Time, people.  What everyone needs is time.  Plain and simple.

And your time is probably different than my time and neither one of us is wrong.  To judge a person on their walk through life is not only mean, it's also the worst example of arrogance.  Is one person so omniscient that they can command another how to "get over it" or when to "move on"?  Judging feels that way to me.

Circling back around, I do know that I won't always cry when I mow the lawn.  With time, it will just be another task that I complete.  I might even like it again.  I see it, albeit far away, but I do know it's waiting there for me somewhere down the road.  Until enough time passes I guess I'll just embrace the tears and feelings and let them do their thing.  God knows that ignoring them or pushing them away does not work.

Time.  It is the only healer.  It is also the only equalizer that captures us all eventually.

Saturday, March 25, 2017

A List


I haven't done a list in a while.  Lists are kinda fun.  Here's a list of some interesting things I've learned or observed in the past while:

1.  Pigs really do fly.

2.  Audible books make car drives or housecleaning just fly by.  They do not, however, speed up treadmill time.  I think that treadmill time is lost time, like when you get abducted by bigfoot or aliens.
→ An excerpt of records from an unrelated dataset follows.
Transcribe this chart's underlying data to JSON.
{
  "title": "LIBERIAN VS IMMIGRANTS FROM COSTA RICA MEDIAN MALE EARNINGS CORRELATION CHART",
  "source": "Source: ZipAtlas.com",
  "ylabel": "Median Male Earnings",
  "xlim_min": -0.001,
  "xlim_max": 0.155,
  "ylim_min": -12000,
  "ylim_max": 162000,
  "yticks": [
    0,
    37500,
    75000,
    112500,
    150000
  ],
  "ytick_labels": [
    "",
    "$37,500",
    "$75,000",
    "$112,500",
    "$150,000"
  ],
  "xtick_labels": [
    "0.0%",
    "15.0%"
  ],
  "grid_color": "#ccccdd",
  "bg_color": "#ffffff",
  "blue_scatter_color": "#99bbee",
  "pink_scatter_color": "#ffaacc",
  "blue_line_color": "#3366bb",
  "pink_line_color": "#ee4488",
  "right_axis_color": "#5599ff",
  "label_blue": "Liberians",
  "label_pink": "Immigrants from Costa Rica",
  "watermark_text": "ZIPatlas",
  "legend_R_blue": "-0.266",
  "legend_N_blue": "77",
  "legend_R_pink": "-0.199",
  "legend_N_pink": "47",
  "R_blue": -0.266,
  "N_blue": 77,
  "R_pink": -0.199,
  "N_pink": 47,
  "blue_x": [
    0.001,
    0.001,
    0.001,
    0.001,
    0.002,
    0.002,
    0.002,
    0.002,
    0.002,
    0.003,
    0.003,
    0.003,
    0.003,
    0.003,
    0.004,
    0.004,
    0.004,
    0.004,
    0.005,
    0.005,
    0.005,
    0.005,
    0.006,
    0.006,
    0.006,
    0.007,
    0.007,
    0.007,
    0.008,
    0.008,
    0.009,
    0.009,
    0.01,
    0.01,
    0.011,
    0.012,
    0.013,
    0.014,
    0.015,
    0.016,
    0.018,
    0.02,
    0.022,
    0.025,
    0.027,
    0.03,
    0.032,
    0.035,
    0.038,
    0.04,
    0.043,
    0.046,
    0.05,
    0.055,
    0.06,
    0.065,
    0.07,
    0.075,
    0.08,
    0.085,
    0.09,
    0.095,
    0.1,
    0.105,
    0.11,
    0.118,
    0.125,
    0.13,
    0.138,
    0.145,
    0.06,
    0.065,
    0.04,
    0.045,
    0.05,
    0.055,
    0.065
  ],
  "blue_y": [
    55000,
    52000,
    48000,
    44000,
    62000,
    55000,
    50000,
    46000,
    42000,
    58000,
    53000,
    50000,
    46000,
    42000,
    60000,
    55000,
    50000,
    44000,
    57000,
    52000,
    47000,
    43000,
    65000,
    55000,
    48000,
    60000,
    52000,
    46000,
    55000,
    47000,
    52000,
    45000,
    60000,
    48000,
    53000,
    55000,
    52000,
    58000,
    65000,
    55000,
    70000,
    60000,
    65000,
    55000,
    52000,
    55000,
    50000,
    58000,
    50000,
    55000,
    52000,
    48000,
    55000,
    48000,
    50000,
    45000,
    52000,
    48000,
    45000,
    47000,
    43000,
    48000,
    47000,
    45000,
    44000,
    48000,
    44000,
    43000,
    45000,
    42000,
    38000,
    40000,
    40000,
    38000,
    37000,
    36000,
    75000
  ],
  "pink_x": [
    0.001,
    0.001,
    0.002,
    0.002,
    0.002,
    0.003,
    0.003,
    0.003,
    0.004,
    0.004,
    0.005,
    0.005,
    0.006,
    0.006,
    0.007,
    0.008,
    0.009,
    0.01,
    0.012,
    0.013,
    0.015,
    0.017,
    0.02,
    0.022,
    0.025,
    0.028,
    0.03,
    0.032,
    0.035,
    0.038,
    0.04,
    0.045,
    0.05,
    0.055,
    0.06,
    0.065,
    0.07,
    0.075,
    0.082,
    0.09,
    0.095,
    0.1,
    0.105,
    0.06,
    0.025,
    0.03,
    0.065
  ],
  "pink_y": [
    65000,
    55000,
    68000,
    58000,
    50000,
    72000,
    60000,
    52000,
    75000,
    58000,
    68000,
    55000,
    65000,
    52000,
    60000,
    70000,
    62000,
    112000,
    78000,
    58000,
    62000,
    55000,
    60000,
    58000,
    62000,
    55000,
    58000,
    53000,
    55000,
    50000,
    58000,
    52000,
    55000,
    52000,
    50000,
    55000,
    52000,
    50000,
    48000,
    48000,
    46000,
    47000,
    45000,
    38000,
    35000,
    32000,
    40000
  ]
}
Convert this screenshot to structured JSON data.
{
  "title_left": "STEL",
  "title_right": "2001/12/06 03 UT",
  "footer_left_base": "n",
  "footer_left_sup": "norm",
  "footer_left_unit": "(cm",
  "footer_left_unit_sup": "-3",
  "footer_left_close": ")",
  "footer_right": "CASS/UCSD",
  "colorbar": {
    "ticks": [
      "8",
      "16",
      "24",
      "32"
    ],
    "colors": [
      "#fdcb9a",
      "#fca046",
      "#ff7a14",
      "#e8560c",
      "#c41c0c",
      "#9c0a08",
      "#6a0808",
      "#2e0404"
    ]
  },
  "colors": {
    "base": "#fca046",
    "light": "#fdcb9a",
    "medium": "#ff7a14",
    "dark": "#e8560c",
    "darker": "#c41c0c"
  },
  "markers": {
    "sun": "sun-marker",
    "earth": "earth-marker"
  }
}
3.  Broken bones are a nuisance but definitely NOT a reason to stop doing things.  Like driving.  Or traveling.  Or working.

4.  Despite the feeling that this season will never end (both figuratively and really) the next season will always come.  But it cannot be rushed.

5.  Boundaries keep good things safe and bad things out.  Always set boundaries. With people, with gardens, at movie theaters.

6.  People who post too much stuff on social media are a) insecure as hell and looking for validation, b) playing a make believe game of grownup, c) searching for attention.  I suspect if you were really as happy as you'd like us to believe you wouldn't be posting every annoying detail of your life.

7.  There are many, many children who are masquerading as adults.

8.  Trying to recreate a lost or ruined opportunity is like trying to unbake bread.  It cannot be done.  You'll just end up with a soggy, inedible mess.  Move forward to the next good thing.  It might be a different thing but it might also be a better thing.

9.  Time is the great equalizer.  It cannot be fooled.

10.  If it looks like sh*t and smells like shi*t it's definitely still shi*t.  Try to dress it up and cover it up anyway you like but no one will really be fooled.

11.  People lie.  A lot.  People are also mean.  A lot.

12.  People are self-centered and will throw you under the bus without so much as a backwards glance.  They will use you and pretend you do not exist.  Learn from this and do not treat others the same way.

13.  Words are not always true, actions are often temporary, but patterns cannot be denied.  Think about that one for a while.